The University of Manchester currently stands as a premier global research powerhouse, yet its significant academic success has recently created a monumental hurdle: an overwhelming and nearly unmanageable influx of digital information. To address this escalating crisis, the university partnered with Datadobi to implement the StorageMAP platform, a move that marks a definitive transition away from the traditional, reactive model of simply purchasing more hardware toward a sophisticated, data-driven management approach. By focusing on intelligent infrastructure oversight, the institution aims to control ballooning operational costs while continuing to support its diverse and critical research missions. This strategy is not merely about adding capacity but about gaining a deep understanding of the information lifecycle, ensuring that the university remains at the forefront of scientific discovery without being buried by the very data that fuels its progress. The implementation reflects a broader shift in higher education where digital hygiene is becoming as vital as the research itself.
The scale of the university’s data crisis is truly immense, with modern research activities generating over 15 terabytes of new information every single day. Projections recently suggested that the total storage footprint was on a trajectory to double from 10 petabytes to 20 petabytes during the next hardware refresh cycle, which would have imposed a staggering financial burden on the institution. Faced with the daunting prospect of an expensive expansion of its primary network-attached storage, the IT team realized that a persistent lack of visibility into “hot” and “cold” datasets was the primary obstacle to sustainable and responsible growth. Without a clear way to distinguish between active project files and stale archival records, the university was effectively forced to treat all data as equally important, leading to a massive misallocation of high-performance resources. This lack of transparency created a bottleneck where physical space was available, but the cost of maintaining it on premium tiers became prohibitive.
Navigating the Complexity of Unstructured Data
Traditional data management methods, such as manual scripting and human auditing, have become completely impractical in the face of billions of files scattered across various research departments. University IT leadership recognized that manual intervention was not only exhaustively time-consuming but also dangerously prone to human errors that could put vital, irreproachable research at significant risk. Without a way to automatically and accurately identify which files are still active and which are ready for long-term archiving, the institution found itself stuck in a self-perpetuating cycle of “data hoarding” on expensive, high-performance storage systems. This manual approach hindered the ability of the Research IT team to respond quickly to new requests, as they were constantly bogged down by the administrative overhead of managing existing, bloated volumes. The transition to an automated system was therefore seen as a necessity for maintaining operational integrity and institutional agility.

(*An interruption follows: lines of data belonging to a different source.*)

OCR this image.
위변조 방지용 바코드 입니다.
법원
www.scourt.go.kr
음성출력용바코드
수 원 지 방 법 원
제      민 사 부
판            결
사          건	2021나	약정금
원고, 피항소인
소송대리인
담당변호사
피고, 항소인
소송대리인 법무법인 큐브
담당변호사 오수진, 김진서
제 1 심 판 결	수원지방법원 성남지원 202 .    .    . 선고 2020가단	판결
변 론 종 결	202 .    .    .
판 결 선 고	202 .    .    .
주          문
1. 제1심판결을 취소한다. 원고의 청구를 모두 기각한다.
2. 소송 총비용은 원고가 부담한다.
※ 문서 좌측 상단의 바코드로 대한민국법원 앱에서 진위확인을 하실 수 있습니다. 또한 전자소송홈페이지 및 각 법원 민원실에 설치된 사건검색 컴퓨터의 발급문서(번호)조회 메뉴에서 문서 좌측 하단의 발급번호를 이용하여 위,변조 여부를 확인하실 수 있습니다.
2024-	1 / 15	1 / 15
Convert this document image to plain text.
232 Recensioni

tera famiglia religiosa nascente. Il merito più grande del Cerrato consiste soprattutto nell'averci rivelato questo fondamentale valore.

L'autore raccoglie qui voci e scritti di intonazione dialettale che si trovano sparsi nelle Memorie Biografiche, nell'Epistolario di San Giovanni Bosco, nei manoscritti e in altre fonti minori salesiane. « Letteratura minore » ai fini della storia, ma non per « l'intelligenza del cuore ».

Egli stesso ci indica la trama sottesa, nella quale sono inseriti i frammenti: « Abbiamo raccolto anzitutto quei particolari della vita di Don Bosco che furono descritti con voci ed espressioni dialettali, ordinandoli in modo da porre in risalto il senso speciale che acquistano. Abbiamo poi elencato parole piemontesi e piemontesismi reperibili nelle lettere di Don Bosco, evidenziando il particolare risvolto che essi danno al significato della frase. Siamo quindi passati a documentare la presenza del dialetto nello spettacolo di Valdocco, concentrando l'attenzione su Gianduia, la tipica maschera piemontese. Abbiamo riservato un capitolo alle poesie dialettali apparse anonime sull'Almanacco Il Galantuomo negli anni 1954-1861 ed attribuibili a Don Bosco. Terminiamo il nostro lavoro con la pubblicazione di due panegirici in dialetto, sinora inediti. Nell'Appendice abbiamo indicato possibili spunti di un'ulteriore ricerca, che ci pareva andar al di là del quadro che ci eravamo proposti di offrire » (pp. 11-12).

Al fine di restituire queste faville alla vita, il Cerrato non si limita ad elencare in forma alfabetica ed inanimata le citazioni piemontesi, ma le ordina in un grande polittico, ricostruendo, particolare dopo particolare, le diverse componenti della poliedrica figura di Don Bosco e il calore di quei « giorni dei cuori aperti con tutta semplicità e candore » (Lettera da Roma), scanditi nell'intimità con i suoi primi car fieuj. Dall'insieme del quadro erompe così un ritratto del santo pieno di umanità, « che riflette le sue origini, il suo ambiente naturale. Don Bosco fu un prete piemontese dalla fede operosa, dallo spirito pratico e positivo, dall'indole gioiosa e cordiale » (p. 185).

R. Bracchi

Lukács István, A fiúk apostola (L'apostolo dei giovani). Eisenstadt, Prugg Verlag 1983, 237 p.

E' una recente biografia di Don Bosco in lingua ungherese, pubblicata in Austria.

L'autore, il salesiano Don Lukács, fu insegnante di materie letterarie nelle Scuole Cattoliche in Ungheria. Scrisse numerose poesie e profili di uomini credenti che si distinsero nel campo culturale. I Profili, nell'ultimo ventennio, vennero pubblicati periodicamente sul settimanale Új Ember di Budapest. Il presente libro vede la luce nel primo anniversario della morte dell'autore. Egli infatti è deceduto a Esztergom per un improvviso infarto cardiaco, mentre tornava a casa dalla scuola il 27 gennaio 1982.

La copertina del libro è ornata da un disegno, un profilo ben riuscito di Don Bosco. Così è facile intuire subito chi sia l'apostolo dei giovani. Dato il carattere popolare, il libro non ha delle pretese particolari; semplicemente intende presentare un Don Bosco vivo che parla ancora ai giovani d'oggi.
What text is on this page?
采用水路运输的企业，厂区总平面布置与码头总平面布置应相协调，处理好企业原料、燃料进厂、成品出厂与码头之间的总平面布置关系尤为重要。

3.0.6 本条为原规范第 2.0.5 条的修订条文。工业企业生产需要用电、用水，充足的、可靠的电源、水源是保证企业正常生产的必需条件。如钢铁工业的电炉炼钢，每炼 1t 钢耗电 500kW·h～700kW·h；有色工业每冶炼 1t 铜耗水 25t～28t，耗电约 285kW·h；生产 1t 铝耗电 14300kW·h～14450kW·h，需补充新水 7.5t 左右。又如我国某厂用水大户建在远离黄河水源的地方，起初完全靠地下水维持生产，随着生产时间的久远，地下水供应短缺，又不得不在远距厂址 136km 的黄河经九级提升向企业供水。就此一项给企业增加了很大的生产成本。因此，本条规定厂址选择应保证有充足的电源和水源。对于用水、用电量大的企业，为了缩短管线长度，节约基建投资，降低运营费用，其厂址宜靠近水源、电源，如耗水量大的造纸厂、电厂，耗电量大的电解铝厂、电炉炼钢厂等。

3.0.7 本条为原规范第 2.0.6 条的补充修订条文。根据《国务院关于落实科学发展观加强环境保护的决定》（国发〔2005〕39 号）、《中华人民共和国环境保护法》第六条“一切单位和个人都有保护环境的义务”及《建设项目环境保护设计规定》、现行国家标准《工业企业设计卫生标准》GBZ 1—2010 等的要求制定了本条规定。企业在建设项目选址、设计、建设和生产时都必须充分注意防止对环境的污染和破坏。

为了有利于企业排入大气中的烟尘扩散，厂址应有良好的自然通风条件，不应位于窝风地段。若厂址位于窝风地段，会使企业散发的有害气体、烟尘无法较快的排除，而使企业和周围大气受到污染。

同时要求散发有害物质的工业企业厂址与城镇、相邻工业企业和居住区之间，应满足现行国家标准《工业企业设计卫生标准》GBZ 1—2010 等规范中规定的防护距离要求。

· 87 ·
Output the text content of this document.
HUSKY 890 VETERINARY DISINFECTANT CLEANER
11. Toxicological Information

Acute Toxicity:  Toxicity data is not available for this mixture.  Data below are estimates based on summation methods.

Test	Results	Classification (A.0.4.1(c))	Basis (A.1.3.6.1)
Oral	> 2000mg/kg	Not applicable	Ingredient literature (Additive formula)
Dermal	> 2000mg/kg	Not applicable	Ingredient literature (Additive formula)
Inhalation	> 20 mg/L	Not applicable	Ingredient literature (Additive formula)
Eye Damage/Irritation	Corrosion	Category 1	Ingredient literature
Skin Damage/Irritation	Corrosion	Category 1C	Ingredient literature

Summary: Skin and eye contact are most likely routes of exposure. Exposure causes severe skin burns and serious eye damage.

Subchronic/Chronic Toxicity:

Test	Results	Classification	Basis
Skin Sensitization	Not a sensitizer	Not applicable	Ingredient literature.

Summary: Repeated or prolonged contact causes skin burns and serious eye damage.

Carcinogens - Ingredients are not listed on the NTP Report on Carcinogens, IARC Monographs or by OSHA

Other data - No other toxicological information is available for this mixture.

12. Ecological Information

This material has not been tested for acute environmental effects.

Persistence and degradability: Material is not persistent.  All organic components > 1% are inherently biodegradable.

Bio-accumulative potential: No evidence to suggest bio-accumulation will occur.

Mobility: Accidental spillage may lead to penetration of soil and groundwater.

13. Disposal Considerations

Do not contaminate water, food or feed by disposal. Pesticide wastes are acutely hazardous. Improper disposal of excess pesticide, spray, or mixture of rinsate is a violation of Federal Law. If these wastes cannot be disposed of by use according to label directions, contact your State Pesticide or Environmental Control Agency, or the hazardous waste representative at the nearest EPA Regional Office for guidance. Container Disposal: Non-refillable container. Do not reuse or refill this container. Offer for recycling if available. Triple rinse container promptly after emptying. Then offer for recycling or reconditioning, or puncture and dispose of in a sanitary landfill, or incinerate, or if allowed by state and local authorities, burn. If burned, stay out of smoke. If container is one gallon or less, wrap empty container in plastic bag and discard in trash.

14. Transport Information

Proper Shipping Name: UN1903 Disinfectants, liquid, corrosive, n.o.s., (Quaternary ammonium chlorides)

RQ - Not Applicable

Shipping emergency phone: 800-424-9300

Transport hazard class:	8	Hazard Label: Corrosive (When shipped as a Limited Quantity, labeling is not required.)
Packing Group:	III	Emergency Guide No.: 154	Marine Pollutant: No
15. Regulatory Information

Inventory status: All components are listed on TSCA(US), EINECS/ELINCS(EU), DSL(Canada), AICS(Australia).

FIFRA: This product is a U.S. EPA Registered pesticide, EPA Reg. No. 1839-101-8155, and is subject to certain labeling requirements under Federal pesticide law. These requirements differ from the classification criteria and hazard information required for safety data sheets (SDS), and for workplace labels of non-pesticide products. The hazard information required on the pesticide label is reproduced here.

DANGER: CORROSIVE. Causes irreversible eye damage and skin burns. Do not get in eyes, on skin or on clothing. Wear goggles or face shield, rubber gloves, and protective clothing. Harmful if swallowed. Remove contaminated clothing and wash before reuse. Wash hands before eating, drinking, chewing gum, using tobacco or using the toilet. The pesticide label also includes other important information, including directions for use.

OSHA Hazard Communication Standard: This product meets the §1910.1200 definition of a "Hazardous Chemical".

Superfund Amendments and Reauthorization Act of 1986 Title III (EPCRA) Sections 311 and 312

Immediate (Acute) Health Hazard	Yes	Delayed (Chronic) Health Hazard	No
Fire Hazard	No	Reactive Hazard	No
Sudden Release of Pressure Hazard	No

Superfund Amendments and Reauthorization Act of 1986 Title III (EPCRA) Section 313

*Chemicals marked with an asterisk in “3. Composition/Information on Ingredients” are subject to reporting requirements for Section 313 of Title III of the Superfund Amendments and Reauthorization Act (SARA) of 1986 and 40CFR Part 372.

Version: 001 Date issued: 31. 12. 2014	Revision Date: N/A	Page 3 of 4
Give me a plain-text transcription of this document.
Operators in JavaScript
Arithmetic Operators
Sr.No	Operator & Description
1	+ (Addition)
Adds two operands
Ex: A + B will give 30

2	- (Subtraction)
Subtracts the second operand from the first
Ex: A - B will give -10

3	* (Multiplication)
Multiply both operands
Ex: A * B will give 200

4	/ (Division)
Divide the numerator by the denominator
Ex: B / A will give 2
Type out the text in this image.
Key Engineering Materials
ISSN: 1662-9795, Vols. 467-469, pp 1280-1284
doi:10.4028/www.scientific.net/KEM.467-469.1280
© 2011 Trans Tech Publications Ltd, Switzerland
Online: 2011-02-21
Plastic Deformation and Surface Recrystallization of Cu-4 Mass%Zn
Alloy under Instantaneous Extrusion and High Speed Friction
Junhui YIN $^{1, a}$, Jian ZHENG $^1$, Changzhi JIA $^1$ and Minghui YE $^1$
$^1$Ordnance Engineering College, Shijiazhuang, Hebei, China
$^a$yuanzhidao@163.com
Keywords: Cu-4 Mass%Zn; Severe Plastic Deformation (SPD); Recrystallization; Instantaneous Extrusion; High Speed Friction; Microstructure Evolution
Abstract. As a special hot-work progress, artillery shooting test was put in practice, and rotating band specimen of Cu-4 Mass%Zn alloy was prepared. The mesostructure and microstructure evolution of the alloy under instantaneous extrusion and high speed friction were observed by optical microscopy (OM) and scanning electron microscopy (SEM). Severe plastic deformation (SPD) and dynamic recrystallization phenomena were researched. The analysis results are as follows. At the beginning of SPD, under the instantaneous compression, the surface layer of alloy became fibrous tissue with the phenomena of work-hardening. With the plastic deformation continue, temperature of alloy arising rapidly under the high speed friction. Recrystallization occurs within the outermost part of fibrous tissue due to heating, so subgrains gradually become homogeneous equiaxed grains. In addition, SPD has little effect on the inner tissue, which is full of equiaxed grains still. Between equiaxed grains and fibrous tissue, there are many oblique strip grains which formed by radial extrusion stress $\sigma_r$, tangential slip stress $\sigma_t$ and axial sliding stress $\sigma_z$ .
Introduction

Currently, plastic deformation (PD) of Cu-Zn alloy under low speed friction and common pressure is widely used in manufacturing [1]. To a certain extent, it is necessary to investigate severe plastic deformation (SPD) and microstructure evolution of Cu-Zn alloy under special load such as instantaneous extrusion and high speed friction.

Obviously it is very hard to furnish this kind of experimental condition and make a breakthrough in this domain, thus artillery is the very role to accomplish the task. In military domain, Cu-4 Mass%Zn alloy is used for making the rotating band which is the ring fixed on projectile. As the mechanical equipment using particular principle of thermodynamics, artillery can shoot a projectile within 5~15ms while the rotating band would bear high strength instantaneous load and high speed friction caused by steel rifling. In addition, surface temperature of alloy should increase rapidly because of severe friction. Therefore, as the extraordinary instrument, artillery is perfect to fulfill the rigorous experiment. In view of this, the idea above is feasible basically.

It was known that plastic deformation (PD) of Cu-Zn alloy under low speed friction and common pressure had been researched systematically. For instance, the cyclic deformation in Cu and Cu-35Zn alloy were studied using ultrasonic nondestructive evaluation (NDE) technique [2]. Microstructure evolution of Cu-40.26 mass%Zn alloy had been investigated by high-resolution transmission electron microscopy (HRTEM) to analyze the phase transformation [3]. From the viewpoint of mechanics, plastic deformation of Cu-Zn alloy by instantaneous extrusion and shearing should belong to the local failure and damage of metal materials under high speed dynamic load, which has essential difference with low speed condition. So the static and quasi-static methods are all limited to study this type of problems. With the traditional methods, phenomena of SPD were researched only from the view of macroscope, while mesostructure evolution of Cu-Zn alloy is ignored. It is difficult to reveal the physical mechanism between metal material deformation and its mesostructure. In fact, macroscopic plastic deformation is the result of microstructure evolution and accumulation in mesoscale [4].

The economic impact of this legacy storage model is significant, as keeping stagnant or inactive data on premium hardware drains precious financial resources that could be better spent on direct research initiatives. By implementing intelligent lifecycle management through Datadobi, the university can now move data through different storage tiers based on how often it is actually accessed and used by faculty and students. This shift fundamentally transforms storage from a growing and unpredictable liability into a strictly managed strategic asset, ensuring that only the most relevant, high-demand information occupies the high-cost performance tiers while older records are seamlessly moved to cheaper, more efficient archives. Moreover, this tiered approach allows the university to predict future spending with much greater accuracy, as the growth of high-performance storage is no longer tied to the total volume of data but rather to the volume of active research being conducted.
Driving Efficiency Through Automation and Visibility
Datadobi’s StorageMAP serves as the technical foundation for this institutional transformation by providing granular, high-definition visibility into the university’s massive and complex unstructured data environment. The platform is engineered to scan petabytes of data at high speeds, giving administrators the absolute confidence required to make archiving decisions without the paralyzing fear of accidentally moving or losing critical research files. This level of insight allows the Research IT department to radically streamline its daily operations, significantly reducing the time spent on tedious manual tasks and allowing highly skilled staff to focus on more impactful, innovative projects. By removing the guesswork from data management, the university has created a more resilient environment where researchers can trust that their data is both safe and accessible, regardless of its age or the storage tier on which it currently resides.
Ultimately, the partnership between the University of Manchester and Datadobi demonstrates how large-scale, research-intensive organizations can successfully balance cutting-edge scientific inquiry with strict fiscal responsibility. By optimizing their storage architecture, the university has established a sustainable and scalable framework for long-term growth that can adapt to the evolving needs of the global academic community. This proactive strategy not only mitigates the inherent risks associated with the modern “data deluge” but also sets a clear, actionable benchmark for other research-heavy institutions facing similar infrastructure and budgetary challenges. Moving forward, the university should consider expanding this automated framework to include advanced data classification for compliance and security, ensuring that sensitive research information is protected according to its specific regulatory requirements while further refining the efficiency of the underlying storage hardware.